When summer came, we flew to New York and took the subway to Ai-ming’s last known address. One of her roommates, Ida, an older woman, said that she had warned Ai-ming not to go. If the INS found out she’d left the country, Ai-ming’s application would be thrown out. Worse, if she was caught re-entering, she’d be barred from the United States for a decade. Ida, herself, had just been granted amnesty under the same program. She gave us directions to the plastic flower factory where Ai-ming had been working, but when we arrived, no one in the office would speak to us. Finally, just as we were leaving, a teenaged girl ran out. She spoke to us in Cantonese. She said that Ai-ming had been expected back weeks ago but had never turned up.
Not knowing what else to do, Ma and I wandered through Chinatown, carrying a photograph of Ai-ming from restaurant to restaurant. One after another, people studied the picture and shook their heads.
Neither of us had ever been to New York before, and I felt like a blade of grass in a world of fish. Every vehicle, it seemed, was in disguise, dressed up as a yellow cab. Ma, dazed, barely seemed to notice the city. As if in a dream, we walked across the Brooklyn Bridge, above the rippling water.
That night, Ma used her credit card so that we could attend a concert in Carnegie Hall; in the foyer and the main hall, I studied every face, row after row, up the steep balcony until everything disappeared into shadow. A poem from the Book of Records lodged in my thoughts, Family members wander, scattered on the road, attached to shadows / Longing for home, five landscapes merge into a single city. The music, Beethoven’s “Emperor” Concerto, which my father had performed decades ago with China’s Central Philharmonic, made Ma weep. I sat in the dark, grown up now. I felt too wide, too full of feeling, for the small space I inhabited.
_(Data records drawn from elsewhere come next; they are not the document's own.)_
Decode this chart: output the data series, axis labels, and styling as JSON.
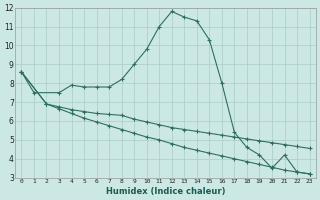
{
  "xlabel": "Humidex (Indice chaleur)",
  "bg_color": "#cce8e4",
  "grid_color": "#aaccca",
  "line_color": "#2e6e62",
  "xmin": 0,
  "xmax": 23,
  "ymin": 3,
  "ymax": 12,
  "line1_x": [
    0,
    1,
    3,
    4,
    5,
    6,
    7,
    8,
    9,
    10,
    11,
    12,
    13,
    14,
    15,
    16,
    17,
    18,
    19,
    20,
    21,
    22,
    23
  ],
  "line1_y": [
    8.6,
    7.5,
    7.5,
    7.9,
    7.8,
    7.8,
    7.8,
    8.2,
    9.0,
    9.8,
    11.0,
    11.8,
    11.5,
    11.3,
    10.3,
    8.0,
    5.4,
    4.6,
    4.2,
    3.5,
    4.2,
    3.3,
    3.2
  ],
  "line2_x": [
    0,
    2,
    3,
    4,
    5,
    6,
    7,
    8,
    9,
    10,
    11,
    12,
    13,
    14,
    15,
    16,
    17,
    18,
    19,
    20,
    21,
    22,
    23
  ],
  "line2_y": [
    8.6,
    6.9,
    6.75,
    6.6,
    6.5,
    6.4,
    6.35,
    6.3,
    6.1,
    5.95,
    5.8,
    5.65,
    5.55,
    5.45,
    5.35,
    5.25,
    5.15,
    5.05,
    4.95,
    4.85,
    4.75,
    4.65,
    4.55
  ],
  "line3_x": [
    0,
    2,
    3,
    4,
    5,
    6,
    7,
    8,
    9,
    10,
    11,
    12,
    13,
    14,
    15,
    16,
    17,
    18,
    19,
    20,
    21,
    22,
    23
  ],
  "line3_y": [
    8.6,
    6.9,
    6.65,
    6.4,
    6.15,
    5.95,
    5.75,
    5.55,
    5.35,
    5.15,
    5.0,
    4.8,
    4.6,
    4.45,
    4.3,
    4.15,
    4.0,
    3.85,
    3.7,
    3.55,
    3.4,
    3.3,
    3.2
  ]
}
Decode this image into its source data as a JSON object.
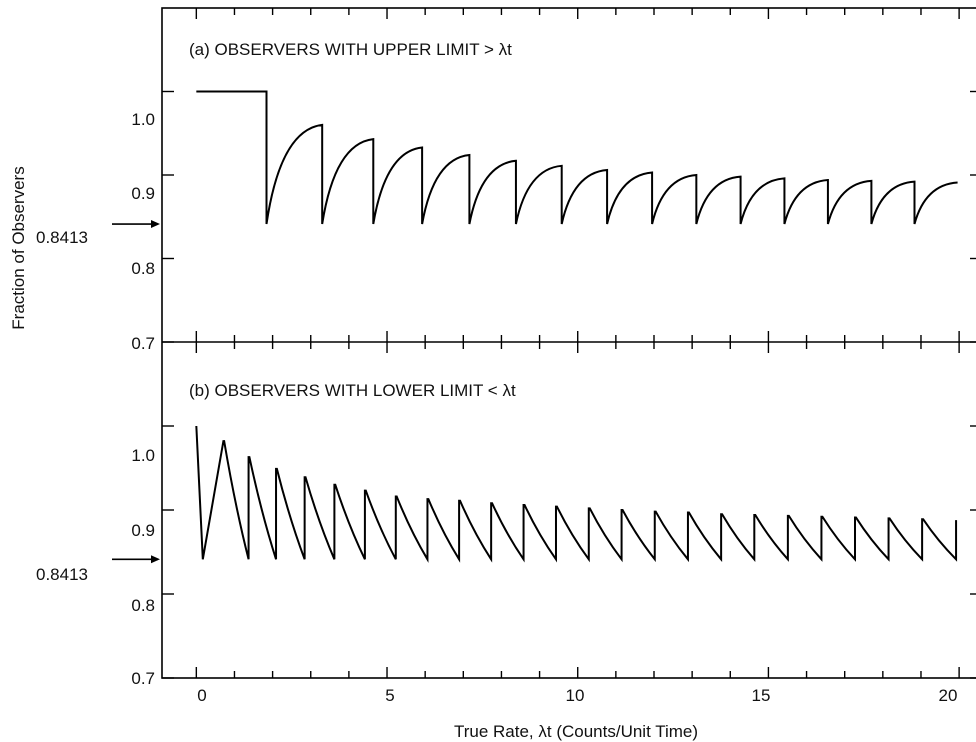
{
  "chart_data": {
    "type": "line",
    "ylabel": "Fraction of Observers",
    "xlabel": "True Rate, λt (Counts/Unit Time)",
    "x_ticks": [
      "0",
      "5",
      "10",
      "15",
      "20"
    ],
    "xlim": [
      -0.9,
      20.6
    ],
    "panels": [
      {
        "id": "a",
        "title": "(a) OBSERVERS WITH UPPER LIMIT > λt",
        "ylim": [
          0.7,
          1.1
        ],
        "y_ticks": [
          "1.0",
          "0.9",
          "0.8",
          "0.7"
        ],
        "y_tick_values": [
          1.0,
          0.9,
          0.8,
          0.7
        ],
        "reference": {
          "label": "0.8413",
          "value": 0.8413
        },
        "jump_x": [
          1.84,
          3.3,
          4.64,
          5.92,
          7.16,
          8.38,
          9.58,
          10.77,
          11.95,
          13.11,
          14.27,
          15.42,
          16.56,
          17.7,
          18.83,
          19.96
        ],
        "jump_top": [
          1.0,
          0.96,
          0.943,
          0.933,
          0.924,
          0.917,
          0.911,
          0.906,
          0.903,
          0.9,
          0.898,
          0.896,
          0.894,
          0.893,
          0.892,
          0.891
        ],
        "jump_bottom": 0.8413,
        "start": {
          "x": 0,
          "y": 1.0
        },
        "end_x": 19.96
      },
      {
        "id": "b",
        "title": "(b) OBSERVERS WITH LOWER LIMIT < λt",
        "ylim": [
          0.7,
          1.1
        ],
        "y_ticks": [
          "1.0",
          "0.9",
          "0.8",
          "0.7"
        ],
        "y_tick_values": [
          1.0,
          0.9,
          0.8,
          0.7
        ],
        "reference": {
          "label": "0.8413",
          "value": 0.8413
        },
        "jump_x": [
          0.17,
          0.71,
          1.37,
          2.09,
          2.84,
          3.62,
          4.42,
          5.23,
          6.06,
          6.89,
          7.73,
          8.58,
          9.43,
          10.29,
          11.15,
          12.02,
          12.89,
          13.76,
          14.63,
          15.51,
          16.39,
          17.27,
          18.15,
          19.03,
          19.92
        ],
        "jump_top": [
          1.0,
          0.982,
          0.963,
          0.949,
          0.939,
          0.93,
          0.923,
          0.916,
          0.913,
          0.911,
          0.908,
          0.906,
          0.904,
          0.902,
          0.9,
          0.898,
          0.897,
          0.895,
          0.894,
          0.893,
          0.892,
          0.891,
          0.89,
          0.889,
          0.888
        ],
        "jump_bottom": 0.8413,
        "start": {
          "x": 0,
          "y": 1.0
        },
        "end_x": 19.92
      }
    ]
  }
}
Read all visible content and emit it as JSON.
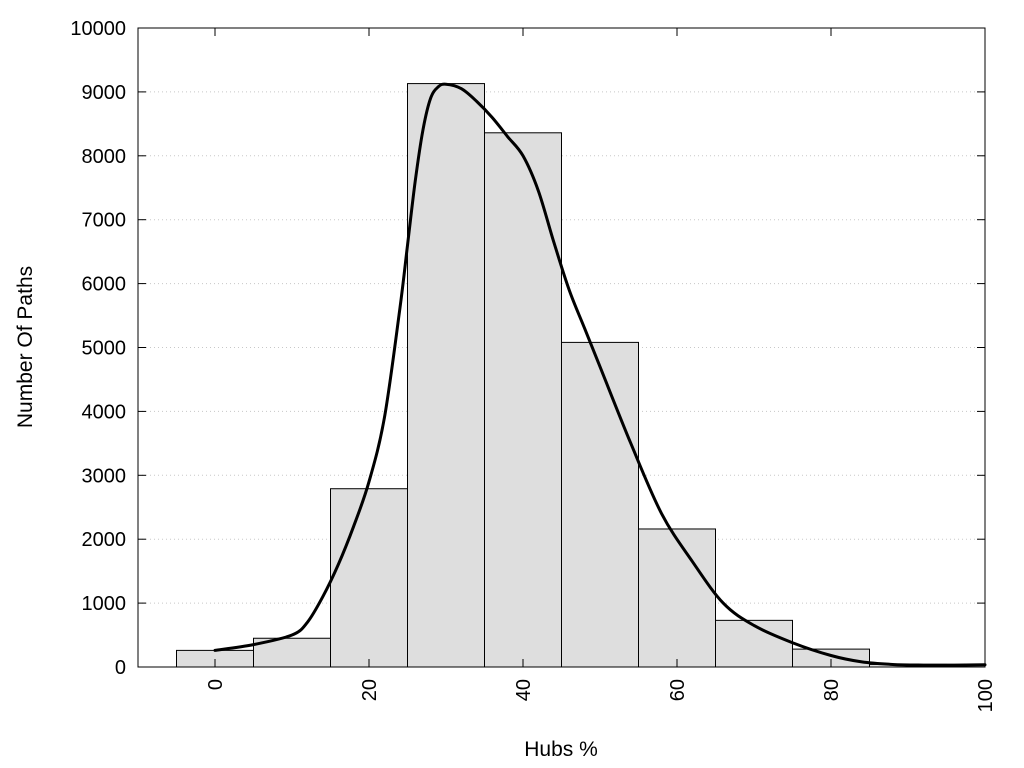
{
  "chart_data": {
    "type": "bar",
    "title": "",
    "xlabel": "Hubs %",
    "ylabel": "Number Of Paths",
    "xlim": [
      -10,
      100
    ],
    "ylim": [
      0,
      10000
    ],
    "x_ticks": [
      0,
      20,
      40,
      60,
      80,
      100
    ],
    "y_ticks": [
      0,
      1000,
      2000,
      3000,
      4000,
      5000,
      6000,
      7000,
      8000,
      9000,
      10000
    ],
    "grid": "horizontal-dotted",
    "bar_color": "#dedede",
    "line_color": "#000000",
    "bin_width": 10,
    "bins": [
      {
        "center": 0,
        "value": 260
      },
      {
        "center": 10,
        "value": 450
      },
      {
        "center": 20,
        "value": 2790
      },
      {
        "center": 30,
        "value": 9130
      },
      {
        "center": 40,
        "value": 8360
      },
      {
        "center": 50,
        "value": 5080
      },
      {
        "center": 60,
        "value": 2160
      },
      {
        "center": 70,
        "value": 730
      },
      {
        "center": 80,
        "value": 280
      },
      {
        "center": 90,
        "value": 40
      },
      {
        "center": 100,
        "value": 35
      }
    ],
    "curve": {
      "x": [
        0,
        5,
        10,
        12,
        14,
        16,
        18,
        20,
        22,
        24,
        25,
        26,
        27,
        28,
        29,
        30,
        32,
        34,
        36,
        38,
        40,
        42,
        44,
        46,
        48,
        50,
        54,
        58,
        62,
        66,
        70,
        75,
        80,
        84,
        88,
        92,
        96,
        100
      ],
      "y": [
        260,
        350,
        500,
        700,
        1100,
        1600,
        2200,
        2900,
        3900,
        5600,
        6600,
        7600,
        8400,
        8900,
        9080,
        9120,
        9050,
        8850,
        8600,
        8300,
        8000,
        7450,
        6650,
        5900,
        5300,
        4700,
        3500,
        2400,
        1650,
        1000,
        650,
        380,
        180,
        80,
        40,
        30,
        30,
        35
      ]
    }
  }
}
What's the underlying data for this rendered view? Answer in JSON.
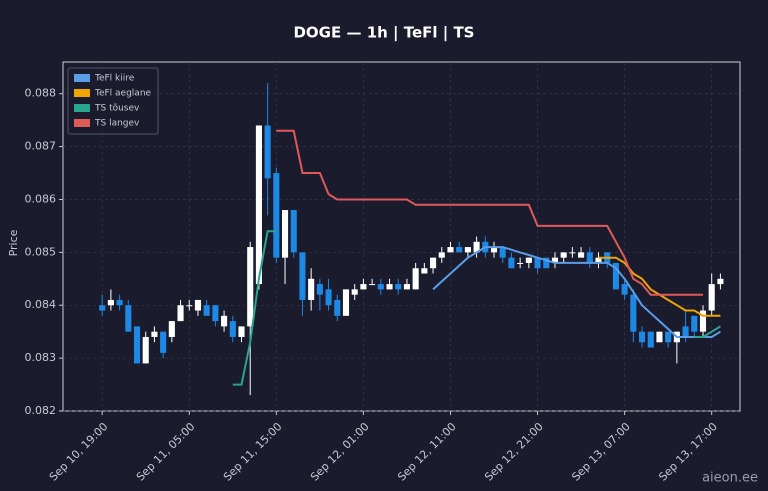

On the plane home, I told Ma it was only a matter of time before Ai-ming contacted us. All we could do was wait.
—
After Ma’s diagnosis in 1998, everything changed. We no longer fit into the hours, days and weeks of the regular world. She began to speak of the future not as an open and undetermined place, but as a fixed measure of time; a year, maybe two, if she was lucky. Her pragmatism hurt me. I was only nineteen years old, and needed to believe she would be the one to defy the numbers. When her chemotherapy began, I had been at university, a mathematics major at last, and I could think of all sorts of statistical reasons why she should not die. I spent many hours brooding over just this problem, as if Ma’s life and death were a simple question of numbers and probabilities. To my surprise, but probably not to Ma’s, all the anger I had stored up since my father’s death returned. When I looked at my university classmates, I heard in their voices and saw in their lives a freedom I felt had been unfairly taken from me. How oblivious they seemed of their good fortune. I compensated by studying harder, by trying to outdo everyone, to defy–what? I didn’t know. It’s no wonder that I became such a solitary young woman. I was irrationally upset with Ma and angry all over again with Ba. I saw that I might lose my mother no matter what the numbers said, no matter how many things she still had left to experience.